Homebuyers and property owners in Queensland stand to benefit from the plans of the federal government to support housing, but the Real Estate Institute of Queensland (REIQ) said more needs to be done in order to ensure that these support measures reach a wider population.
One of the welcome developments was the extension of the First Home Super Saver (FHSS) scheme, which will allow first-home buyers to release up to $50,000 of their voluntary super contributions to purchase a home. REIQ also commended the provision of 10,000 extra slots for the First Home Loan Deposit Scheme, which will help buyers break into the market with as little as a 5% mortgage deposit.
However, Antonia Mercorella, CEO of the REIQ, said the scheme still restricts the choices of potential applicants to newly constructed homes.
"By doing so, it fails to recognise the entry barriers for many first-home buyers, particularly for young families whom new construction is not an affordable or practical option over established housing options,” Mercorella said.
Figures from the Australian Bureau of Statistics show that the cost of new construction has risen at a more substantial rate than the value established housing. Over the period ranging from 1995 to 2018, the costs of new construction have risen by 220.3% versus the 113.95% gains in the costs of established housing.
Mercorella also believes that the proposed Family Home Guarantee will only be able to help few single parents.

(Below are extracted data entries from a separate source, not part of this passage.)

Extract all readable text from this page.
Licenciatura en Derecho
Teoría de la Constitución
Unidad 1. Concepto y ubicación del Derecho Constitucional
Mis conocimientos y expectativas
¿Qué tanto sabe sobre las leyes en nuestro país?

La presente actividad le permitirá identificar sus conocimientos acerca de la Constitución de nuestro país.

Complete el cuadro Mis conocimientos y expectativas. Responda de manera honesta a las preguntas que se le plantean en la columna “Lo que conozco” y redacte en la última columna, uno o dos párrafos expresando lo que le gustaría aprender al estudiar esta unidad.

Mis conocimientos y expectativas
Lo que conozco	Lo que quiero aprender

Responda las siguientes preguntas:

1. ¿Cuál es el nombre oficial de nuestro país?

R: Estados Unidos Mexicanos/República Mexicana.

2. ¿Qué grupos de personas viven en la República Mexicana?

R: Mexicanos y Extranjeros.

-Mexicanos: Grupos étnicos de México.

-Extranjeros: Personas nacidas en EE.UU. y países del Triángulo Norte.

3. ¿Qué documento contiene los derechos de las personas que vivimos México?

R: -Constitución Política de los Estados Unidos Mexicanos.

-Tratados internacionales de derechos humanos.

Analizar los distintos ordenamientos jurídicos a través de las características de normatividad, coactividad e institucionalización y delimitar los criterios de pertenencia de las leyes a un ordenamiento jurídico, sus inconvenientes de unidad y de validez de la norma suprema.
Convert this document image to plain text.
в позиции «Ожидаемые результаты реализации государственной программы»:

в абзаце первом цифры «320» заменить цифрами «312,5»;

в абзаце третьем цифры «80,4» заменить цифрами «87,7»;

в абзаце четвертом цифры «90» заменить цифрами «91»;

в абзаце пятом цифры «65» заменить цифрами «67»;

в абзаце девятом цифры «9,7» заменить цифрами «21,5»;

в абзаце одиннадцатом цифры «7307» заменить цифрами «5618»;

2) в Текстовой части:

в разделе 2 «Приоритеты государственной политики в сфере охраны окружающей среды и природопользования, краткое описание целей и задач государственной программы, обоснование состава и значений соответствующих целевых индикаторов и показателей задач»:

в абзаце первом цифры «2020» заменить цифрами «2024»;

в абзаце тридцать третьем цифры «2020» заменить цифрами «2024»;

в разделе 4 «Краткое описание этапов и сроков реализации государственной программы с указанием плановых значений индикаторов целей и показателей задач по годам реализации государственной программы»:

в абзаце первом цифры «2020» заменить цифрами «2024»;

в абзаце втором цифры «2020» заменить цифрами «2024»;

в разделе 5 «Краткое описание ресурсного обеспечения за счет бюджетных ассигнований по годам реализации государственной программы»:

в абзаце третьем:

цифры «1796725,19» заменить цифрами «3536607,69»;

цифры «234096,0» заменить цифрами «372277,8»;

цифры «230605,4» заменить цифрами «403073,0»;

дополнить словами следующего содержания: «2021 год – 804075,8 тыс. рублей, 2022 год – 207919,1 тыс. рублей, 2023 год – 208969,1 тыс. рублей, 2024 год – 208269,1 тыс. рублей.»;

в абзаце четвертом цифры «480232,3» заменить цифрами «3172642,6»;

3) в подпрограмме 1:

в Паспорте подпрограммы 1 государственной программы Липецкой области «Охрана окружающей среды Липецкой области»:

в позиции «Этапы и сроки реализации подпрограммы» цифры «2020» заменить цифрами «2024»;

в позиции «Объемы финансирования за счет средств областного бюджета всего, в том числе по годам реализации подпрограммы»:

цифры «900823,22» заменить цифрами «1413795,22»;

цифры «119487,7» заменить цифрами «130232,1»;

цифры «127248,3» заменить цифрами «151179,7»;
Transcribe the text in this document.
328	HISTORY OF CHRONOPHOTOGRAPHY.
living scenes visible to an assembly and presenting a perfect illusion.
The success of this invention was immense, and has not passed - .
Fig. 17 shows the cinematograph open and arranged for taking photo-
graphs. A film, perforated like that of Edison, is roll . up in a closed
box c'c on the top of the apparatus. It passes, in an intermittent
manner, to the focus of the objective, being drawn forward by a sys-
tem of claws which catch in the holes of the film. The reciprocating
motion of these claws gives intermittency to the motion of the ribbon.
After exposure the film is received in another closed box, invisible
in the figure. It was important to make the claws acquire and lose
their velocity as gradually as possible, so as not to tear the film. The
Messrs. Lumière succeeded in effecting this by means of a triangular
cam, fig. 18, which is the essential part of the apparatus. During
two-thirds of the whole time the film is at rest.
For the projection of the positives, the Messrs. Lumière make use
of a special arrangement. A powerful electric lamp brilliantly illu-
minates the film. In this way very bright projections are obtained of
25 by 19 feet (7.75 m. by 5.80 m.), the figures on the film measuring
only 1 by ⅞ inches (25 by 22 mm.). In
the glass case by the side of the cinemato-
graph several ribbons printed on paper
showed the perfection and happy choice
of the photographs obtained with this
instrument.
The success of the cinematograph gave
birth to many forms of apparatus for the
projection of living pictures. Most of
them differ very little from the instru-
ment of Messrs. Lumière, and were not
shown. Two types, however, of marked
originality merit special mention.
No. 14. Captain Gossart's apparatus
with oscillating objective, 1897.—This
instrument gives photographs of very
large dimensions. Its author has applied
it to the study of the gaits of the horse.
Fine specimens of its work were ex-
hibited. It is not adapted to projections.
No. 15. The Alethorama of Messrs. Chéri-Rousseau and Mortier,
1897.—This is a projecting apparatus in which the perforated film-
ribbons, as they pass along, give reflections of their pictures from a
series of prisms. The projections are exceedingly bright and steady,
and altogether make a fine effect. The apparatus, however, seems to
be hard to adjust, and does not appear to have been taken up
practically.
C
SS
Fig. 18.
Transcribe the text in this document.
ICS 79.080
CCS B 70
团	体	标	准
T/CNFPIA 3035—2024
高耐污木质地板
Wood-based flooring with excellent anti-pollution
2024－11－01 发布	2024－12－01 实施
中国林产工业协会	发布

The Family Home Guarantee works similarly to the FHLDS. It aims to help single parents with dependants who earn up to $125,000 access housing with just a 2% deposit. The federal government allotted 10,000 slots for the scheme, which will be filled in four years.
Mercorella said the limited spots for the scheme indicate that it will only work for about 1.5% of the market.
"When divvied up between the states and territories, it becomes much clearer that these kinds of budgetary measures must go further to have any meaningful impact," she said.